Em “Noite de Santo Reis”, Elomar Figueira Melo utiliza o dialeto regional e expressões típicas do sertão nordestino para valorizar a tradição da Folia de Reis e a cultura popular do interior do Brasil. Logo no início, com versos como “Meu patrão minha sinhora / Cum licença de miceis / Nóis cheguemo aqui agora”, o artista reproduz fielmente o ritual dos foliões, que pedem licença para entrar nas casas e anunciar a chegada dos Reis Magos. Essa escolha aproxima a canção da vivência religiosa e comunitária do sertão, reforçando a autenticidade da celebração.

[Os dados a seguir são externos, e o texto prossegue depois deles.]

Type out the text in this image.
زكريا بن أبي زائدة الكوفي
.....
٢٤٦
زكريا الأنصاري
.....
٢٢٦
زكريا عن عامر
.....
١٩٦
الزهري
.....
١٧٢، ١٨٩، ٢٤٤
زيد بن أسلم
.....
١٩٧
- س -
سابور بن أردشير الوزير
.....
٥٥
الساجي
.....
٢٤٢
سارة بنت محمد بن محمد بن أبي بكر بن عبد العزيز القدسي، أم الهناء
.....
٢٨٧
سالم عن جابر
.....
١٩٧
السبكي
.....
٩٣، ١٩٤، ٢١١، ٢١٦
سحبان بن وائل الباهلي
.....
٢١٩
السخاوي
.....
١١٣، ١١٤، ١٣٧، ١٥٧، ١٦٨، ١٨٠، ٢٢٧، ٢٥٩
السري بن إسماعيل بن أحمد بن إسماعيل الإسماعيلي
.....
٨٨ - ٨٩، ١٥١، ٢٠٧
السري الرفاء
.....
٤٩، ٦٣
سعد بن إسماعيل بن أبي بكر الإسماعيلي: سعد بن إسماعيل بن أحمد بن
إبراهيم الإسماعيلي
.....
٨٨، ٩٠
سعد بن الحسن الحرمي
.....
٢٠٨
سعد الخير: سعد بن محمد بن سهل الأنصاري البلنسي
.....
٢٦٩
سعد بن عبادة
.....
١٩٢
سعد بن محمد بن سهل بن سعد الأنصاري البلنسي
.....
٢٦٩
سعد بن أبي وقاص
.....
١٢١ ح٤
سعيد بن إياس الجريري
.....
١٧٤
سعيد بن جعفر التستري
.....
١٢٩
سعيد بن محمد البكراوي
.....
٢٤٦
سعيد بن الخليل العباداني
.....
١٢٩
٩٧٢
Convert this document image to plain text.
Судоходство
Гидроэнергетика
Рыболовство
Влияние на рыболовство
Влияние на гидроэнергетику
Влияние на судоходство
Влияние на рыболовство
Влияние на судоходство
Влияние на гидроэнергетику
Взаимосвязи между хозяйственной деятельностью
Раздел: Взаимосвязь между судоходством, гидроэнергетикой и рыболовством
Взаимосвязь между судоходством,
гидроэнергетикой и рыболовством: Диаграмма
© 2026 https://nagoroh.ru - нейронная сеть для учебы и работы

A letra mistura elementos do catolicismo popular, como a peregrinação dos Três Reis Magos guiados pela estrela, com referências à vida simples do sertanejo. O trecho “Tem nessa casa um tisôro / Os filhos qui istão durmino / Vale mais qui prata e ôro” ressalta o valor da família e a inocência das crianças, mostrando que, para o povo do sertão, a verdadeira riqueza está nos laços familiares e na fé. A narrativa também traz imagens bíblicas de milagres, como “O cego viu, o côxo caminhou / O mudo de nascença falou”, reforçando a esperança e a celebração do nascimento de Jesus, que é central na tradição da Folia de Reis. Assim, Elomar transforma a história sagrada em uma experiência próxima e acolhedora, celebrando tanto a religiosidade quanto a identidade cultural do sertão.
O significado desta letra foi gerado automaticamente.